Yes, we would notice. I think we would call it a “lowered quality of life”, materially anyway.
“What if every country in the world collapsed at the same rate? Would anyone notice?”
That actually is going on with Western currencies, which is why you don’t see too much relative change between them, but you see commodities going through the roof.
As to China collapsing. The government there simply won’t allow it. They’ll pull the plug on us first and once they do, we’ll be so screwed that we won’t even remember China exists.
There are 800 million Chinese people not part of the economic boom of the past 30 years who will soon ask for their ‘fair share’. Social safety net, higher wages, healthcare. Inflation, especially food prices, is heating up. Factory workers can make more money staying on the family farm.
I expect China to have major social unrest within 2 years. Similar to the Mideast but on a much larger scale. (I’m in China now on business).
And you seem oddly rather pleased at the prospect. You'd think such perfidy would be rare on a Constitutionalist, pro-America conservative site as Free Republic. But, it's not. It's certainly gotten easier to see whose bread is buttered on which side by whom of late.
I have no desire to see America fail if anything I’d prefer us to remain dominate as long as possible but over the past fifty years we’ve been meandering and stagnating while the Chinese are actively building and booming.
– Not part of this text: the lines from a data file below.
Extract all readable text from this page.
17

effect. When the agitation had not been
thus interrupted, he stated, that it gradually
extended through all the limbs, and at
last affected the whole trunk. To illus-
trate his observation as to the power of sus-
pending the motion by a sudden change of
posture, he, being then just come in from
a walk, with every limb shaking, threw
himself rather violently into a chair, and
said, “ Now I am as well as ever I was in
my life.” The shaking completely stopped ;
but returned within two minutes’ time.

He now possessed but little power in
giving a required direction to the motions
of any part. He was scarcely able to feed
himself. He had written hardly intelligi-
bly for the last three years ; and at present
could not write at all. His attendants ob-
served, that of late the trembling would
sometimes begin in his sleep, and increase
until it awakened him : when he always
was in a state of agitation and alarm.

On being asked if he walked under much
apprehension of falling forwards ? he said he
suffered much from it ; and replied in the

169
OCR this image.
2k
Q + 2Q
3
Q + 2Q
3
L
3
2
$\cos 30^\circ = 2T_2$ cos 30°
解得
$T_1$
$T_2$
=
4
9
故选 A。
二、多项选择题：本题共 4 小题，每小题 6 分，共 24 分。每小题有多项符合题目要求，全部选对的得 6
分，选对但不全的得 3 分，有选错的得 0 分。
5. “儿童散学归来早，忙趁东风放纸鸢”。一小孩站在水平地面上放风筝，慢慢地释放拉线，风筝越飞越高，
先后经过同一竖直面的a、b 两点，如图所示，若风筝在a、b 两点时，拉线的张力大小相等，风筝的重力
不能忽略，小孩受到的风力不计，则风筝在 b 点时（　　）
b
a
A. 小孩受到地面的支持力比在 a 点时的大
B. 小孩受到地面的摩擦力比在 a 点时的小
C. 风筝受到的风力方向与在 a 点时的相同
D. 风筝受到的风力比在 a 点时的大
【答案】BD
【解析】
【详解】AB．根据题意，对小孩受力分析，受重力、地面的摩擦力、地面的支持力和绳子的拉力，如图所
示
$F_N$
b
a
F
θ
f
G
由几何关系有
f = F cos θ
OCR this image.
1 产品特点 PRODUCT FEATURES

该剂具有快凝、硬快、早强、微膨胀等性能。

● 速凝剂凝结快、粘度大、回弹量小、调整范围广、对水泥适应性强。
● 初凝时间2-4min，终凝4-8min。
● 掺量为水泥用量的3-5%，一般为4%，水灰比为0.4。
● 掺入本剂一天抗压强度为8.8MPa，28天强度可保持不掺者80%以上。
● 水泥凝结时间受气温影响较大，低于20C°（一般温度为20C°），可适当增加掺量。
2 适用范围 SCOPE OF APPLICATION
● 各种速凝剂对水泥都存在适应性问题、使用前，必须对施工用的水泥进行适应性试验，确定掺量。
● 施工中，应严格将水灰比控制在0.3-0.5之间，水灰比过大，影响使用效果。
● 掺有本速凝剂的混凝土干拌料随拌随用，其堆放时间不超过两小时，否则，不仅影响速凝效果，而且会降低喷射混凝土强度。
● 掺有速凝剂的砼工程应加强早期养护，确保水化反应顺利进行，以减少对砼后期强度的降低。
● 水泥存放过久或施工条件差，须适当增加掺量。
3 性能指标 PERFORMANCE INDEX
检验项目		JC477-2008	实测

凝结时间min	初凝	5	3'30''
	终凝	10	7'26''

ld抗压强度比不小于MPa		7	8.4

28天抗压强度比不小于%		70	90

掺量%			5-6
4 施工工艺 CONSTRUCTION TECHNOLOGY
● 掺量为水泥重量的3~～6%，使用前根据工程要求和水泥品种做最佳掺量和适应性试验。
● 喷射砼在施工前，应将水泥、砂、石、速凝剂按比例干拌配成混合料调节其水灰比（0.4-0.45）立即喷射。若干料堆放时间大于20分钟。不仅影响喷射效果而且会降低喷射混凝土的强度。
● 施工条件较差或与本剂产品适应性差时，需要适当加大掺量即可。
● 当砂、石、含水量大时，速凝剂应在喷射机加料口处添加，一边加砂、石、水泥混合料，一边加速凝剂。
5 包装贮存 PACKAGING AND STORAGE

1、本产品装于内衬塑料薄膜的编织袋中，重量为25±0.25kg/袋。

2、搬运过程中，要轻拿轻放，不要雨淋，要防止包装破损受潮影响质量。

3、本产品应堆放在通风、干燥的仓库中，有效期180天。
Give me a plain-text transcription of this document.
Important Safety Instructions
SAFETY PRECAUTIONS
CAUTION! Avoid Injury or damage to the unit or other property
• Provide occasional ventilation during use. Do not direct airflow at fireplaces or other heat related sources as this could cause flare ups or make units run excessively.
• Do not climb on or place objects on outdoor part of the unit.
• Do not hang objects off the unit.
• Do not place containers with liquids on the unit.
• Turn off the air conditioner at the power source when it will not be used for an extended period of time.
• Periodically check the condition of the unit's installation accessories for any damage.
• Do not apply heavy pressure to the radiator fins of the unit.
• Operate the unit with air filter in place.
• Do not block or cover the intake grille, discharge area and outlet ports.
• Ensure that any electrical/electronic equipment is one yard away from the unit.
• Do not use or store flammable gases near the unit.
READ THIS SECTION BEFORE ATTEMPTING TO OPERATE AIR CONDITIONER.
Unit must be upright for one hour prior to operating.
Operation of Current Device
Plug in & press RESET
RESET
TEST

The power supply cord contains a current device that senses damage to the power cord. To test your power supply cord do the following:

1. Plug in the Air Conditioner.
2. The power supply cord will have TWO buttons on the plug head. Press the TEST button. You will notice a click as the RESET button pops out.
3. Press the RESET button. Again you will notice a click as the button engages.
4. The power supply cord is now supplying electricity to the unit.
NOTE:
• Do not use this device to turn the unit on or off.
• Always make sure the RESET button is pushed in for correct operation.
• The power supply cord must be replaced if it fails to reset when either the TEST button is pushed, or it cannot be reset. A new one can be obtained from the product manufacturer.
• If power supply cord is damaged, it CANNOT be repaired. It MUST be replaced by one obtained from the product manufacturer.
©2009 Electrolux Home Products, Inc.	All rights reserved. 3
They’ve started “colonization” of Africa for resources rather than leave them lying fallow in the ground while we fritter away our industrial base.
I have no wish to see them as the worlds only superpower but if they have the drive and can push forward I wish them luck.
>>Inflation, especially food prices, is heating up.<<
China’s food prices face the same inflation burden that we do which is caused by rising oil prices. Their social safety net, higher wages, and healthcare are also affected by rising inflation.
I’m certainly not pleased at that prospect, but frankly those of us who support an America First doctrine of free trade that prevents offshoring and outsourcing have been in the minority. Even now, with our nation facing bankruptcy, there are ignorant blowhards - even on FR - trumpeting the benefits of trade with our Chinese enemies.